Welcome to my Tech Leaders Interview Series, where I interview impactful leaders and ask them to share tips and techniques that have benefited them, both in their personal and professional lives.
This interview is with Michael Matias, Partner, J-Ventures.
Michael Matias, Forbes 30 Under 30, is the author of Age is Only an Int: Lessons I Learned as a Young Entrepreneur. He studies Artificial Intelligence at Stanford University, is a Venture Partner at J-Ventures, and was an engineer at Hippo Insurance. Matias previously served as an officer in the 8200 unit. He also hosts a show called 20 Minute Leaders, a tech entrepreneurship interview series featuring one-on-one interviews with fascinating founders, innovators, and thought leaders sharing their journeys and experiences.
What are your main productivity tips?
Any task that takes less than 2 minutes: do it immediately. I was shocked to discover how many of these “small tasks” pile on throughout the day, creating cognitive stress that takes away from the really important tasks. By getting these tasks out of the way, we allow ourselves to focus on the longer and more complicated tasks with less distractions.
What is your favorite drink?
Coconut water! Plain water is also great!
I initially used coconut water to urge myself to drink more (it is quite hydrating) and slowly began diluting it with water. At this point, I simply enjoy cold natural water.
How do you deal with stress and anxiety?
I’m lucky to be surrounded by many close friends and family. I see them on a daily basis (sometimes a few times a day), and we are extremely open about the things we’re going through.
My other go-to place is my pets. I grew up with animals from a very young age, with dogs and rabbits and parrots and a chinchilla! Today my dog Benny is one of my best friends, and he’s always there for a good talk and a hug.
Your tips for aspiring entrepreneurs?
Find those that you look up to (personally and professionally), and work closely with them. It is much more important to gain inspiration and shorten the feedback loop rather than work on the highest paying or most impressive job. By maximizing on learning, you increase your personal stock and will be able to take ownership of increasingly complicated projects.
Who in the Tech industry would you like to meet for lunch?
Alan Turing: he’s my dad’s ultimate hero.
If you could live anywhere, where would it be?
Tel Aviv was and always will be my favorite place in the world. The beach, the food, the people, the language – it’s simply the best. Palo Alto comes at a close second (I know most of my friends would prefer to live in San Francisco, but I have an old soul.
What is your favorite book recommendation?
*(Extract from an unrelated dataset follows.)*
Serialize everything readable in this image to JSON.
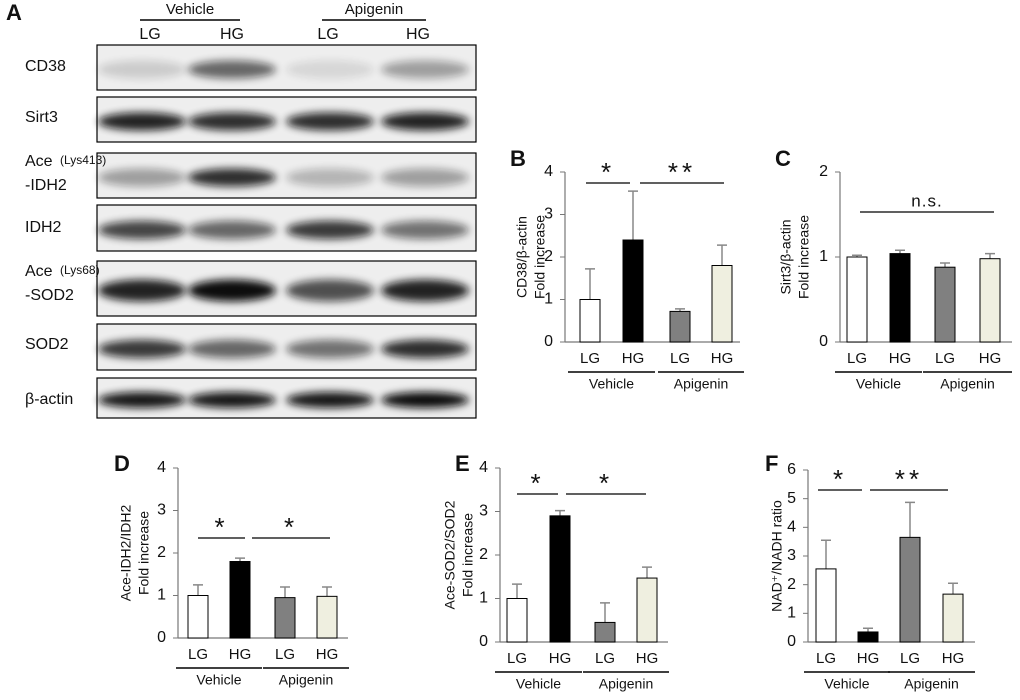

Freakonomics: The Hidden Side of Everything. It’s incredible how little we understand about the world we live in (or better yet, we think we understand it but often fail to appreciate all the moving parts that make it much more complex than it really is). Freakonomics is a fun page-turner that shows these misunderstandings.
Why are you in Tech?
I happened to grow up in a house where Tech was always a part of our lives, and I grew to love the complexity of deep technology and the way that, if done right, it can make an incredible impact on many people. I choose to continue dedicating myself to the tech industry as it is a place where I can continue working on large-scale projects that impact many people at a time. Tech is just a way to reach many people and hopefully make a positive impact.